The cause of Baló's concentric sclerosis and pattern III multiple sclerosis lesions is still debated. Early theories suggested that pattern III lesions might be an early stage of multiple sclerosis plaques, but later studies have questioned this idea, proposing that these lesions may result from a different process. Pattern III lesions are marked by damage to oligodendrocytes (cells that produce myelin) and specific cell death, which differs from the typical features of multiple sclerosis lesions, such as immune cell infiltration and antibody activity. This unique pattern has led scientists to explore other possible causes, such as environmental or infectious factors. One proposed cause involves the bacterium Clostridium perfringens, which produces a toxin called epsilon toxin. A study found C. perfringens in a person who later developed multiple sclerosis, and people with multiple sclerosis show higher immune reactions to epsilon toxin than healthy individuals, suggesting possible exposure.

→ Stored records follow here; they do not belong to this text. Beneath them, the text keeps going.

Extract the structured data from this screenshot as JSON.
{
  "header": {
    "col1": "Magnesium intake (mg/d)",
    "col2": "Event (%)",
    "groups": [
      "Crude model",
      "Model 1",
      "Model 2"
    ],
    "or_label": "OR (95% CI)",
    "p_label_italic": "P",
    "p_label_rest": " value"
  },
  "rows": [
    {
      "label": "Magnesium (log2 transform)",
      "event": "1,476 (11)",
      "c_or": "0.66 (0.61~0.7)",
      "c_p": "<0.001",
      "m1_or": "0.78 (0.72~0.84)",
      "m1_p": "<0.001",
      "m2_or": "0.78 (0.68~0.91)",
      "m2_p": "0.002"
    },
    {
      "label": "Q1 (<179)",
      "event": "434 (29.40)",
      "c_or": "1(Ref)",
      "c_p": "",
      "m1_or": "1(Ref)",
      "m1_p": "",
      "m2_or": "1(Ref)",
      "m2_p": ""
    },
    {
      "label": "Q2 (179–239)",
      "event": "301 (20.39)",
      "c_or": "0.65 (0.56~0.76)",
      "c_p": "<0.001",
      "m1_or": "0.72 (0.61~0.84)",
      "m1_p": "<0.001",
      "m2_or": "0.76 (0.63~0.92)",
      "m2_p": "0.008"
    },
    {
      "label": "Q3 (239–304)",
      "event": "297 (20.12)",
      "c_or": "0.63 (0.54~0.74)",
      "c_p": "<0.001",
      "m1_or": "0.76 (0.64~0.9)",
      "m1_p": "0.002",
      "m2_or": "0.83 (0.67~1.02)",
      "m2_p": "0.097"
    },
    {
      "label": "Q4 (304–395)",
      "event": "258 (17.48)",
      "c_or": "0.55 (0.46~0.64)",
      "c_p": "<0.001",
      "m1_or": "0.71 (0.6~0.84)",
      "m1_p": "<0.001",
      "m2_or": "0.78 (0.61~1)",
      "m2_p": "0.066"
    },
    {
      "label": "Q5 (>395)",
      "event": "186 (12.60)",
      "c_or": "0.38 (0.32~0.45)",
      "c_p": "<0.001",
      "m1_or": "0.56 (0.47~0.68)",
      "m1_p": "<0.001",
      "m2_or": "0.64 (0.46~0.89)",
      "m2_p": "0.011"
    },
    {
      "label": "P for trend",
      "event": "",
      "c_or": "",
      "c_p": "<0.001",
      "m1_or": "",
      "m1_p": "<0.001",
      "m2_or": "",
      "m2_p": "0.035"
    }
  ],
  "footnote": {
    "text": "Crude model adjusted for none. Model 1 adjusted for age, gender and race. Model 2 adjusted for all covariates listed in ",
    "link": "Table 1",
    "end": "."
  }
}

Evidence also shows that astrocytes (a type of brain cell) play a role in Baló's concentric sclerosis. Studies found that patients lose certain channels (AQP1 and AQP4) in brain areas affected by the disease, even without detectable AQP4 antibodies. This pattern of astrocyte damage is different from that seen in neuromyelitis optica, where AQP4 antibodies are typically present. However, it suggests similar mechanisms may contribute to lesion formation in both conditions. Patients also show strong immune reactions to AQP1, indicating that astrocyte injury may occur through processes other than antibody binding, such as T-cell activity or toxin effects.